"Admissions. Admission. Aren't there two sides to the word? And two opposing sides...It's what we let in, but it's also what we let out."
For years, 38-year-old Portia Nathan has avoided the past, hiding behind her busy (and sometimes punishing) career as a Princeton University admissions officer and her dependable domestic life. Her reluctance to confront the truth is suddenly overwhelmed by the resurfacing of a life-altering decision, and Portia is faced with an extraordinary test. Just as thousands of the nation's brightest students await her decision regarding their academic admission, so too must Portia decide whether to make her own ultimate admission.
Admission is at once a fascinating look at the complex college admissions process and an emotional examination of what happens when the secrets of the past return and shake a woman's life to its core.

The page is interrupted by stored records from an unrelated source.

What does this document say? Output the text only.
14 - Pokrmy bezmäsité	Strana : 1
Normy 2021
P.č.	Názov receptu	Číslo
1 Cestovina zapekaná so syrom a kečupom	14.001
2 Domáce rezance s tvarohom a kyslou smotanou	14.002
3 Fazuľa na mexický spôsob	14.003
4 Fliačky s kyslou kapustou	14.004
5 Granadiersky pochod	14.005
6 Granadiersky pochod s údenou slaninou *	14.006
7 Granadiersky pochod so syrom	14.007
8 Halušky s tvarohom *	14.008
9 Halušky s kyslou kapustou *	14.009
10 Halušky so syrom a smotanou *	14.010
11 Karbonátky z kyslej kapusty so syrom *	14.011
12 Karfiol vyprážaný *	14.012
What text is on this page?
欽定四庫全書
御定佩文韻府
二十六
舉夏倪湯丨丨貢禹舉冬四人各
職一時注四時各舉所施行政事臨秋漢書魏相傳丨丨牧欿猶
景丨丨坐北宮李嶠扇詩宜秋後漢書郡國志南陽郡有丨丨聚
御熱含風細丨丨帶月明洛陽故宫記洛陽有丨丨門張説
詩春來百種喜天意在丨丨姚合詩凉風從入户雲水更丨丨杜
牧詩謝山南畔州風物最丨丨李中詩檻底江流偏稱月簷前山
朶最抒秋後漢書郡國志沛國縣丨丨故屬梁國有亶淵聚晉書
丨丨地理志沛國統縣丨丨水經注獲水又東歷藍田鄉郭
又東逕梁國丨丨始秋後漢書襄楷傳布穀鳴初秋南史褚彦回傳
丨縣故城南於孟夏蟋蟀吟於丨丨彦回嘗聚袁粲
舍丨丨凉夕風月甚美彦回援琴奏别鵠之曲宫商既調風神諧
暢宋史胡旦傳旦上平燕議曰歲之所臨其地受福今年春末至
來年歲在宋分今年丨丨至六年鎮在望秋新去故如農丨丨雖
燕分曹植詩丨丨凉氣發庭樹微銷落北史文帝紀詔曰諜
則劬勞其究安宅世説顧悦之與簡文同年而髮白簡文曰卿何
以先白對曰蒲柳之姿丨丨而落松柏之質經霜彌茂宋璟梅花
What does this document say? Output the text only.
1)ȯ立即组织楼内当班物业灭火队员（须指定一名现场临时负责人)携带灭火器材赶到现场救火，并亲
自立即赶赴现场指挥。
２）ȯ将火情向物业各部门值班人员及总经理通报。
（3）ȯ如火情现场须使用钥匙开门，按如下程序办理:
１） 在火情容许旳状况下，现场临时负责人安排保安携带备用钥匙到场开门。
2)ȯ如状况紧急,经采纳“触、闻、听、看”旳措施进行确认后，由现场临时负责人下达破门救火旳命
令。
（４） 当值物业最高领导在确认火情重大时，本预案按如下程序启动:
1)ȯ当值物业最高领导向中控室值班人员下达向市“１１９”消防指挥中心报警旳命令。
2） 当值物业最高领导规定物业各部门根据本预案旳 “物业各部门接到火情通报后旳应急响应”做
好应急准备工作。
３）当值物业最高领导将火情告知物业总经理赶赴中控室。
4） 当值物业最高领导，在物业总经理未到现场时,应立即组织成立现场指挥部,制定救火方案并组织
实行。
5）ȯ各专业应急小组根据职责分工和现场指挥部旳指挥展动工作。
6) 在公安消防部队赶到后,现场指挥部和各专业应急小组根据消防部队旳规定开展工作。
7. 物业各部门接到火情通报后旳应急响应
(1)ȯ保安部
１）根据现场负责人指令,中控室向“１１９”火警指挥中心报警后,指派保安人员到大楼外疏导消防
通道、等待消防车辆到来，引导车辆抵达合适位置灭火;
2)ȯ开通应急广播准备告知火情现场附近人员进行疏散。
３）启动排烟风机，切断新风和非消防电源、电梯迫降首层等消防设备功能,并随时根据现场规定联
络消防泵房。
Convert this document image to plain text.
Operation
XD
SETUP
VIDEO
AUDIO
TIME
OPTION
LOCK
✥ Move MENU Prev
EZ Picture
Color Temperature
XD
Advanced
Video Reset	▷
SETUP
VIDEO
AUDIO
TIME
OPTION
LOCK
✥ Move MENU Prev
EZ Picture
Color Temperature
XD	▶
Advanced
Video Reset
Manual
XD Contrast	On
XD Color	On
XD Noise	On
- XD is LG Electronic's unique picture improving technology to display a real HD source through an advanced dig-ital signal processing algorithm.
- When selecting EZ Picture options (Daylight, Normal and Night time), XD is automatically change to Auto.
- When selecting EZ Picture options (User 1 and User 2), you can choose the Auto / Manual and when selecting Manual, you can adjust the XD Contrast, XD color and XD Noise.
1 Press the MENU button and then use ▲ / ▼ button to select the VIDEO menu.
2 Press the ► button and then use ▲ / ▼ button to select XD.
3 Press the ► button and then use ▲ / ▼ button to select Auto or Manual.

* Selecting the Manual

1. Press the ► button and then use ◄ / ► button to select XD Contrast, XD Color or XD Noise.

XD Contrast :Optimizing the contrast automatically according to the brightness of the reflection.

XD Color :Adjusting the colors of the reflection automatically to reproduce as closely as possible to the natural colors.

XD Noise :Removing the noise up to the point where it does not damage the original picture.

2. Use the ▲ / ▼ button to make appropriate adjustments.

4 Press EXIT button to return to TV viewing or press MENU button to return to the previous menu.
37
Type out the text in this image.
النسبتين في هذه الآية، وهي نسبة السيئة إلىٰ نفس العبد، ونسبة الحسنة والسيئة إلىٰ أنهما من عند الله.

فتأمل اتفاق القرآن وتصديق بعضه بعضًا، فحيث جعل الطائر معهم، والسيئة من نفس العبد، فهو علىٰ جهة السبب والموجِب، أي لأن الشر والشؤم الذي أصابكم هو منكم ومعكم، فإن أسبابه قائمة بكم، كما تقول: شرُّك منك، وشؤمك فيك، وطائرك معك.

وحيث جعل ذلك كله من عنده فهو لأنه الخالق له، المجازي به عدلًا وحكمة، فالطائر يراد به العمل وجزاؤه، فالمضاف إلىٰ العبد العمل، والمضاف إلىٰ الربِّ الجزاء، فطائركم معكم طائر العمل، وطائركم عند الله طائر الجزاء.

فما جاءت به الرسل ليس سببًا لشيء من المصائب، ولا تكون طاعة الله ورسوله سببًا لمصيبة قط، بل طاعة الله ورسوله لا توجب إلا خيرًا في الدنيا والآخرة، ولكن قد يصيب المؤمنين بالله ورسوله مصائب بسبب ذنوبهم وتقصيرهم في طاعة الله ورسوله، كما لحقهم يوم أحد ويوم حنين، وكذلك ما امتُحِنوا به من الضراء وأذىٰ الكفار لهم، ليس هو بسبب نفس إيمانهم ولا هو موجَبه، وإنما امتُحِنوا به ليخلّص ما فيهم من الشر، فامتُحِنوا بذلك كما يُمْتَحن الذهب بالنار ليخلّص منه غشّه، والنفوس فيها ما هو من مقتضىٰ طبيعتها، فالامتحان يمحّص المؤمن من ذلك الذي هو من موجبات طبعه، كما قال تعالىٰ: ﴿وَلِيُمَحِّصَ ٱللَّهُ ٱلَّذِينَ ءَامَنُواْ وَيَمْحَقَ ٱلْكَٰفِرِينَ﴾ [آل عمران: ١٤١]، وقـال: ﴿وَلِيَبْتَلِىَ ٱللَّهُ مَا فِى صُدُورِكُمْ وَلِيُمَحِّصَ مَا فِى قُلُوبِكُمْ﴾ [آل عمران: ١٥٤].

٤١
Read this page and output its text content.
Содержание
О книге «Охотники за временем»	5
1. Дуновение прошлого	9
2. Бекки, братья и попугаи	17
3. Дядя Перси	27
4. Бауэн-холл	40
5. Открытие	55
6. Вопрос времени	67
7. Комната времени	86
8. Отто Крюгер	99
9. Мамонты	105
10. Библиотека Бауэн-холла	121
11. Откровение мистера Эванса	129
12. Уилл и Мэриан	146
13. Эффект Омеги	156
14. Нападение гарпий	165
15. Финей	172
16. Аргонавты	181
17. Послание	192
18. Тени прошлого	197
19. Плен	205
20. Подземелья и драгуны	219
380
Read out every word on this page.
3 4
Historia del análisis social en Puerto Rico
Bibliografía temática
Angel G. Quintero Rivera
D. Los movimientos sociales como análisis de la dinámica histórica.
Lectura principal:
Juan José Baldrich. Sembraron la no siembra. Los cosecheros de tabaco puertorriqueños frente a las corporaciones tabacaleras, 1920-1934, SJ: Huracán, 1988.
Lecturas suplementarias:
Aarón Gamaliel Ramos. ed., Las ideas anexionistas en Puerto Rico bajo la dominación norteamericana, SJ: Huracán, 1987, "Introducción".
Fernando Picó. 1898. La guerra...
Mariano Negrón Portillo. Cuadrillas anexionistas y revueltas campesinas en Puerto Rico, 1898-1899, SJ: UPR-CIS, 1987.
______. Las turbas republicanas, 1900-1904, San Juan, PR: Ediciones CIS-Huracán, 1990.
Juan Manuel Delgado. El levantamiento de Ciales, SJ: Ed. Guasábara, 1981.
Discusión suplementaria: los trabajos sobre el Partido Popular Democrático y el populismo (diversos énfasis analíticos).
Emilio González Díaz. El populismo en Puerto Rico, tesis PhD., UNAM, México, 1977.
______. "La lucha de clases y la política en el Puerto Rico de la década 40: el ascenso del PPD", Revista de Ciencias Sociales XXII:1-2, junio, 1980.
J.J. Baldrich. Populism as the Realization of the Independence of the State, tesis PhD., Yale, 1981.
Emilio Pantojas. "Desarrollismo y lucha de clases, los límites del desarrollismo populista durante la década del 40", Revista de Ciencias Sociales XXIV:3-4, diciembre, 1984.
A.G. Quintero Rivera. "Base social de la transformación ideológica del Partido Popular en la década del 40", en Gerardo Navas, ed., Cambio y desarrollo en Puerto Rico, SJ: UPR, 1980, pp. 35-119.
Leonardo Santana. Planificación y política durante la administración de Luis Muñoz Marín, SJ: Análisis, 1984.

Critics hailed Korelitz’s ability to put a human face on what many consider to be a merciless process. Compassionate, vulnerable, and surprisingly likable, protagonist Portia Nathan struck a chord with critics, who described her as “wonderfully complex” (Los Angeles Times) and “utterly real” (Entertainment Weekly). Korelitz, a Dartmouth graduate and former Princeton admissions reader, offers a fascinating, behind-the-scenes look at the college admission process. Critics were split, however, on whether parents with teens should seek out this title. On the one hand, Admission is a helpful guide for parents and students interested in learning about admission etiquette. On the other, the novel may strike terror in the hearts of parents with Ivy League hopes and bright, but unexceptional, children. Copyright 2009 Bookmarks Publishing LLC --This text refers to an out of print or unavailable edition of this title.
About the Author
Jean Hanff Korelitz was born and raised in New York and graduated from Dartmouth College and Clare College, Cambridge. She is the author of one book of poems, THE PROPERTIES OF BREATH, and three previous novels, A JURY OF HER PEERS, THE SABBATHDAY RIVER and THE WHITE ROSE, as well as a novel for children, INTERFERENCE POWDER. She has also published essays in the anthologies MODERN LOVE and BECAUSE I SAID SO, and in the magazines VOGUE, REAL SIMPLE, MORE, NEWSWEEK, ORGANIC STYLE, TRAVEL AND LEISURE (FAMILY) and others. She lives in Princeton, NJ with her husband (Irish poet Paul Muldoon, poetry editor at The New Yorker and Princeton poetry professor) and two children.